Errores de Diseño o Problemas de Implementación: El Insospechado Parecido entre el Transantiago y la Roja de Bielsa (por Antoine Maillet)

[Columna recibida el viernes 23/11/07]
La derrota frente a Paraguay dejó a los hinchas chilenos un sabor amargo, que el equipo de gobierno a cargo del Transantiago había experimentado horas antes con la votación de un presupuesto de luca para el Transantiago. Las casualidades que animan los flujos mediáticos vinculan a estos dos eventos a priori muy lejanos. Sin embargo, el debate sobre el esquema táctico empleado por el Director Técnico Marcelo Bielsa no deja de tener sorprendentes puntos de encuentro con la discusión que acompaña el nuevo plan de transporte público desde su puesta en marcha. En ambos casos, se trata de buscar explicaciones para las dificultades inherentes a los procesos de cambio radical, a partir de los elementos relevantes de las etapas de diseño e implementación.

Marcelo Bielsa, entrenador con un elocuente palmarés, fue nombrado en el 2001 mejor seleccionador nacional del mundo. Es decir, estamos hablando de “alguien que sabe”, categoría muchas veces aplicadas al puñado de expertos que establecieron las líneas directrices del plan de transporte. El hombre es conocido por tener convicciones a las cuales nunca va a renunciar. Dentro de ellas, un esquema táctico a connotación netamente ofensiva, con tres defensas, cuatro mediocampistas y tres delanteros. Este esquema es ahora el blanco de todas las críticas.

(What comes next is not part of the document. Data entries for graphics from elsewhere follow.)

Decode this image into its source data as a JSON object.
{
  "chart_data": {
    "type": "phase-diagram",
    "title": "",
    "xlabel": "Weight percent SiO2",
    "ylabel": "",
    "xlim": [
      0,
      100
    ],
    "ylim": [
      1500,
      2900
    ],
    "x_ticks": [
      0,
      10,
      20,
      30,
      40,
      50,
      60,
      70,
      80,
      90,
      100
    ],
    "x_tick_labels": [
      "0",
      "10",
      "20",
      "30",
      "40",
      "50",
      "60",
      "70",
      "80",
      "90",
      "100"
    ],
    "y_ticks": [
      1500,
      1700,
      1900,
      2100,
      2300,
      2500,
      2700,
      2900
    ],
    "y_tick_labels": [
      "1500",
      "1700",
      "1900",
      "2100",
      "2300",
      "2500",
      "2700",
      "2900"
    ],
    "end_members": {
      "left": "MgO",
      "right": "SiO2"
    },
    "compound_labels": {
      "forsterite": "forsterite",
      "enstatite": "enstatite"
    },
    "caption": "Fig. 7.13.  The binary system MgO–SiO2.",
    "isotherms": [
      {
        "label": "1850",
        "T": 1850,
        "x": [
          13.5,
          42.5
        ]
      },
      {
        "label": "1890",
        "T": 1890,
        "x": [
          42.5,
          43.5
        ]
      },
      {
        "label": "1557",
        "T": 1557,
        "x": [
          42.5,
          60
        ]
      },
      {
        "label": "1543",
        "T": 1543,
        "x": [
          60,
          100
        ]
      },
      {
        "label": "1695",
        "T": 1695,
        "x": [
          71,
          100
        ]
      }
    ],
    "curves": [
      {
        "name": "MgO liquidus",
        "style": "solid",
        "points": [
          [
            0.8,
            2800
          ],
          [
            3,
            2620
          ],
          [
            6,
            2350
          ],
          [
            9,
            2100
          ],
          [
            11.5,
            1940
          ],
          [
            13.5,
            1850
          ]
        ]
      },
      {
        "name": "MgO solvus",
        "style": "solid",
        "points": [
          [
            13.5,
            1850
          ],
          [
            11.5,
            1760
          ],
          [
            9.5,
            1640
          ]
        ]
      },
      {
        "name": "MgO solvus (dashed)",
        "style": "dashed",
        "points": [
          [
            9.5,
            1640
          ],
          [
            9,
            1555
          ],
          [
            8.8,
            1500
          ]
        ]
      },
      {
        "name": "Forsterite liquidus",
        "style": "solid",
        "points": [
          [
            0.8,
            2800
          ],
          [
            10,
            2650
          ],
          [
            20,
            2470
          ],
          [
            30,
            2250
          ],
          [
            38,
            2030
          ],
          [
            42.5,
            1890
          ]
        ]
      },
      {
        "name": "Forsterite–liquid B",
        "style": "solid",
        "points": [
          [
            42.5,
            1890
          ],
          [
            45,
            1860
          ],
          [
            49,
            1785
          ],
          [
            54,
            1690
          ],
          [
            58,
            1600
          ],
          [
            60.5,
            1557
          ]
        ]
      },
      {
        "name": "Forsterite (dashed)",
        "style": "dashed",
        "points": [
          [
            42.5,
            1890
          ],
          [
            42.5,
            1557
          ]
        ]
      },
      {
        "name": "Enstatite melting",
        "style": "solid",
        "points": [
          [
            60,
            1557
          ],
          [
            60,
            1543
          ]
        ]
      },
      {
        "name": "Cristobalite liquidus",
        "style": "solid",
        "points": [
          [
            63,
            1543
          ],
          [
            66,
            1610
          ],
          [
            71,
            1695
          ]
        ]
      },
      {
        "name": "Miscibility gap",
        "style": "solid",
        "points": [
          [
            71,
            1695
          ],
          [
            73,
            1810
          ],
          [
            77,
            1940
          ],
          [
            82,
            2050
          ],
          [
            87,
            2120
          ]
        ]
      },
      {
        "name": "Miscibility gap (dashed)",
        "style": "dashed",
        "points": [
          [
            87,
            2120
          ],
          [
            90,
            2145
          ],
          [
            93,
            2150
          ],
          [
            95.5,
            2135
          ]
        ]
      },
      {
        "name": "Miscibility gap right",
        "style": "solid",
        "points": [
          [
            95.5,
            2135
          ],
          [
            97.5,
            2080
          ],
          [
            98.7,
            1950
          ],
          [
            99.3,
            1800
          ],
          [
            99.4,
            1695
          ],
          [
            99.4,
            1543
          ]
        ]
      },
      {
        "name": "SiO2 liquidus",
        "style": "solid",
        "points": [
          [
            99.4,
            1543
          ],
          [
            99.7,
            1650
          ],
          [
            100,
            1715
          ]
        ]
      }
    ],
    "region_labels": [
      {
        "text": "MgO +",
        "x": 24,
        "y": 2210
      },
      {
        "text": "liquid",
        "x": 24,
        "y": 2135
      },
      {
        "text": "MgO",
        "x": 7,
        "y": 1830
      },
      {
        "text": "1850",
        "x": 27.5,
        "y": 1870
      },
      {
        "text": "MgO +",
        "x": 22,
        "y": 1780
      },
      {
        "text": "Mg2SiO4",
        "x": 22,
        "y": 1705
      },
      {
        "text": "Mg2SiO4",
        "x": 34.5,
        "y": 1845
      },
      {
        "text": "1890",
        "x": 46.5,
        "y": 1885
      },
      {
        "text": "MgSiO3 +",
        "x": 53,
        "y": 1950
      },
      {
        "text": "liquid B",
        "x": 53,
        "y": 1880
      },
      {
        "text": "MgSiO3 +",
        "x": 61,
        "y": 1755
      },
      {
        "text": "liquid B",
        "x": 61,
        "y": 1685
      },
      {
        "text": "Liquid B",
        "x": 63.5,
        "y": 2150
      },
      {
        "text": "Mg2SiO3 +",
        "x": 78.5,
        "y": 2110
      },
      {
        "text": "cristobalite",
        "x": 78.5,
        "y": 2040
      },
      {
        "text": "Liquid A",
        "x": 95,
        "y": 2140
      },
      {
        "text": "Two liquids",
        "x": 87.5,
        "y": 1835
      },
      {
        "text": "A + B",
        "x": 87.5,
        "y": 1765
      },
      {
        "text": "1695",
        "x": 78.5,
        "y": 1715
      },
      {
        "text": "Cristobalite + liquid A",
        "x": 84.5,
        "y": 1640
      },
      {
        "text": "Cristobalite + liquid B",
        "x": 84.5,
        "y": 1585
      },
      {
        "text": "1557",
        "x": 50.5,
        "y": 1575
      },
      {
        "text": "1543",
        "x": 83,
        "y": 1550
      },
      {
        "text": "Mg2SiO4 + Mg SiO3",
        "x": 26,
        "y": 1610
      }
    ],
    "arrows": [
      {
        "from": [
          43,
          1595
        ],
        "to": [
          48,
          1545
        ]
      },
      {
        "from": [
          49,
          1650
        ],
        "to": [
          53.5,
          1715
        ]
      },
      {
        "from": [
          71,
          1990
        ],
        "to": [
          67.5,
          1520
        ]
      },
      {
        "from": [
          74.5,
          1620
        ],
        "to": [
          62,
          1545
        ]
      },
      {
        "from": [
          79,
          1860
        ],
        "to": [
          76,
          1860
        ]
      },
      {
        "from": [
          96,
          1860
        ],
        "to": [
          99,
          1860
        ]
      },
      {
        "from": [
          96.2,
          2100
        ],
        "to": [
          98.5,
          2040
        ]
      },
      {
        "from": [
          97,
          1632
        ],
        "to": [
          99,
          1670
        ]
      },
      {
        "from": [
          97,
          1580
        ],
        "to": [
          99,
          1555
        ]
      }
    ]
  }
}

En el fondo, ¿qué es lo que se le reprocha al argentino? Para ponerlo en términos más propios del análisis político, se trata básicamente de la inadecuación entre las ideas que lo animan – Bielsa es un tipo muy bien intencionado en su afán de hacer jugar a la Roja en forma ambiciosa- y los medios de los cuales dispone – los jugadores chilenos, especialmente la zaga. Volviendo a lo futbolístico, se estima que los defensas chilenos no tienen las calidades necesarias para asumir la toma de riesgo que implica el 3-4-3.

Los partidarios de Bielsa probablemente afirmarán que ha tenido múltiples éxitos con esta configuración. Que en la selección argentina todos los jugadores, hasta los más reacios al esfuerzo colectivo, se han sentido comprometidos con su proyecto. Que por último hay que dejarle el tiempo para construir su equipo. El problema es que el medio del fútbol se caracteriza por ser exigente y sobre todo impaciente. Un poco como los usuarios del transporte público, aunque estos con más razón, porque es su vida cotidiana la que está afectada. La lluvia de críticas sobre el rosarino pide implícitamente volver a una forma de juego más tradicional, que ofrece la seguridad de lo conocido: cuatro o cinco defensas, tirar la pelota adelante, esperar que una hazaña del Matí o del Matador la convierta en un gol. Una estrategia que a Paraguay le permite ocupar el primer lugar de la tabla. 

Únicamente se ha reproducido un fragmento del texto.